Metod for þy mane mancynne fram. Þanon untydras ealle onwocon, eotenas ond ylfe ond orcneas, swylce gigantas, þa wið Gode wunnon lange þrage; he him ðæs lean forgeald. (110-114)

My translation:

[For this crime* Metod makes mankind deal with this murderous foe From him all the evil beings arose, Eotenas and elves and orcs, Such giants, that with God contend For a long time; for that he repays him this reward.]

*Cain’s slaying Abel

And thus were born Tolkien’s orcs of The Hobbit and The Lord of the Rings. J. R. R. Tolkien retired from the University of Oxford in 1959 as the Merton Professor of English Language and Literature at Merton College. Born in South Africa in 1892, he died in England in 1973. Tolkien’s seat at Merton College continues to be filled by medievalists to this date.

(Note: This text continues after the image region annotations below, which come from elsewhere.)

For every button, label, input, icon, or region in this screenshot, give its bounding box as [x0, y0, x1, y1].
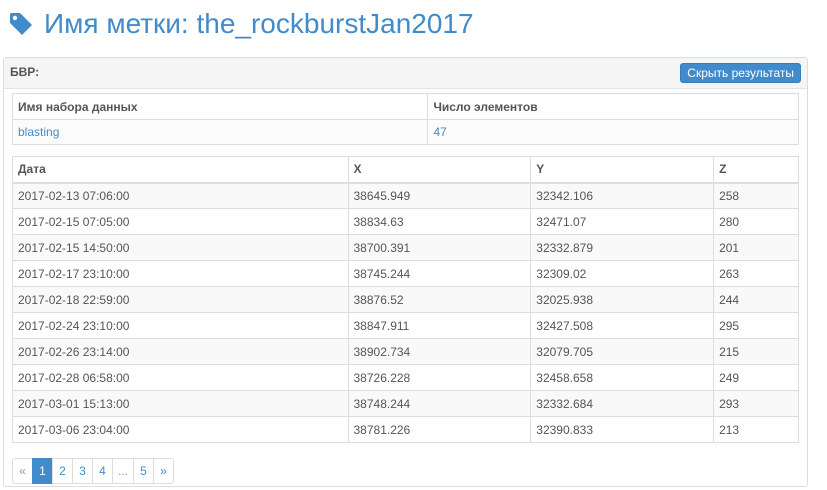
x-cell: 38781.226 — [347, 416, 532, 443]
dataset-link[interactable]: blasting — [18, 125, 60, 139]
date-cell: 2017-02-15 07:05:00 — [12, 208, 349, 235]
data-table: Дата X Y Z 2017-02-13 07:06:00 38645.949 3… — [12, 156, 799, 443]
table-row: 2017-02-18 22:59:00 38876.52 32025.938 244 — [12, 286, 799, 313]
date-cell: 2017-02-24 23:10:00 — [12, 312, 349, 339]
page-ellipsis: ... — [112, 458, 135, 484]
page-header: Имя метки: the_rockburstJan2017 — [8, 4, 474, 44]
table-row: 2017-02-15 14:50:00 38700.391 32332.879 201 — [12, 234, 799, 261]
panel-label: БВР: — [10, 65, 40, 79]
results-panel: БВР: Скрыть результаты Имя набора данных… — [3, 57, 808, 487]
z-cell: 263 — [713, 260, 799, 287]
column-header-z[interactable]: Z — [713, 156, 799, 184]
x-cell: 38876.52 — [347, 286, 532, 313]
column-header: Число элементов — [427, 93, 799, 120]
column-header-date[interactable]: Дата — [12, 156, 349, 184]
y-cell: 32309.02 — [530, 260, 715, 287]
z-cell: 213 — [713, 416, 799, 443]
y-cell: 32427.508 — [530, 312, 715, 339]
z-cell: 249 — [713, 364, 799, 391]
tag-icon — [10, 13, 32, 35]
table-row: 2017-03-01 15:13:00 38748.244 32332.684 293 — [12, 390, 799, 417]
column-header-y[interactable]: Y — [530, 156, 715, 184]
panel-heading: БВР: Скрыть результаты — [4, 58, 807, 89]
x-cell: 38700.391 — [347, 234, 532, 261]
page-3-button[interactable]: 3 — [72, 458, 93, 484]
page-4-button[interactable]: 4 — [92, 458, 113, 484]
date-cell: 2017-02-13 07:06:00 — [12, 182, 349, 209]
pagination: «1 2 3 4... 5» — [12, 458, 175, 484]
dataset-name-cell: blasting — [11, 119, 429, 145]
y-cell: 32025.938 — [530, 286, 715, 313]
next-page-button[interactable]: » — [153, 458, 175, 484]
table-header-row: Дата X Y Z — [12, 156, 799, 184]
date-cell: 2017-02-18 22:59:00 — [12, 286, 349, 313]
x-cell: 38748.244 — [347, 390, 532, 417]
date-cell: 2017-02-15 14:50:00 — [12, 234, 349, 261]
y-cell: 32471.07 — [530, 208, 715, 235]
table-header-row: Имя набора данных Число элементов — [11, 93, 799, 120]
z-cell: 244 — [713, 286, 799, 313]
dataset-table: Имя набора данных Число элементов blasti… — [11, 93, 799, 145]
date-cell: 2017-03-01 15:13:00 — [12, 390, 349, 417]
date-cell: 2017-02-26 23:14:00 — [12, 338, 349, 365]
date-cell: 2017-03-06 23:04:00 — [12, 416, 349, 443]
y-cell: 32332.879 — [530, 234, 715, 261]
z-cell: 280 — [713, 208, 799, 235]
table-row: 2017-02-28 06:58:00 38726.228 32458.658 249 — [12, 364, 799, 391]
table-row: 2017-02-17 23:10:00 38745.244 32309.02 263 — [12, 260, 799, 287]
page-5-button[interactable]: 5 — [133, 458, 155, 484]
table-row: 2017-02-13 07:06:00 38645.949 32342.106 258 — [12, 182, 799, 209]
z-cell: 293 — [713, 390, 799, 417]
z-cell: 201 — [713, 234, 799, 261]
y-cell: 32458.658 — [530, 364, 715, 391]
y-cell: 32342.106 — [530, 182, 715, 209]
z-cell: 215 — [713, 338, 799, 365]
x-cell: 38745.244 — [347, 260, 532, 287]
date-cell: 2017-02-17 23:10:00 — [12, 260, 349, 287]
x-cell: 38902.734 — [347, 338, 532, 365]
hide-results-button[interactable]: Скрыть результаты — [680, 63, 801, 83]
column-header-x[interactable]: X — [347, 156, 532, 184]
z-cell: 295 — [713, 312, 799, 339]
date-cell: 2017-02-28 06:58:00 — [12, 364, 349, 391]
table-row: 2017-02-26 23:14:00 38902.734 32079.705 215 — [12, 338, 799, 365]
y-cell: 32332.684 — [530, 390, 715, 417]
y-cell: 32390.833 — [530, 416, 715, 443]
table-row: 2017-02-15 07:05:00 38834.63 32471.07 280 — [12, 208, 799, 235]
x-cell: 38645.949 — [347, 182, 532, 209]
x-cell: 38834.63 — [347, 208, 532, 235]
page-2-button[interactable]: 2 — [52, 458, 73, 484]
table-row: 2017-02-24 23:10:00 38847.911 32427.508 295 — [12, 312, 799, 339]
page-title: Имя метки: the_rockburstJan2017 — [44, 8, 474, 39]
dataset-count-cell: 47 — [427, 119, 799, 145]
page-1-button[interactable]: 1 — [32, 458, 53, 484]
z-cell: 258 — [713, 182, 799, 209]
y-cell: 32079.705 — [530, 338, 715, 365]
x-cell: 38847.911 — [347, 312, 532, 339]
table-row: blasting 47 — [11, 119, 799, 145]
column-header: Имя набора данных — [11, 93, 429, 120]
x-cell: 38726.228 — [347, 364, 532, 391]
prev-page-button: « — [12, 458, 33, 484]
table-row: 2017-03-06 23:04:00 38781.226 32390.833 213 — [12, 416, 799, 443]
dataset-count-link[interactable]: 47 — [433, 125, 447, 139]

—Miriamne Ara Krummel, PhD, Associate Professor, English

Miriamne Ara Krummel, associate professor of English, explores the connections between J.R.R. Tolkien’s creative writing in the Lord of the Rings trilogy and his scholarly contributions to the field of medieval studies. Interview is an online supplement to the University of Dayton exhibit Imprints and Impressions: Milestones in Human Progress—Highlights from the Rose Rare Book Collection, held Sept. 29 through Nov. 9, 2014.

Works Cited

Acocella, Joan. “Slaying Monsters: Tolkien’s ‘Beowulf.’” The New Yorker. 2 June 2014. 70-76.

Church, Michael, and Iain Turbitt. “JRR Tolkien’s Oxford.” www.chem.ox.ac.uk/oxfordtour/Tolkientour/. accessed 19 June 2014.

Clark Hall, J. R. A Concise Anglo-Saxon Dictionary. 4th ed. 1960. Reprint, 1996. Cambridge University

Jack, George, ed. Beowulf: A Student Edition. Clarendon press, 1994.

Klaeber, Fr., ed. Beowulf and The Fight at Finnsburg. 3rd ed. D. C. Heath and Company, 1950.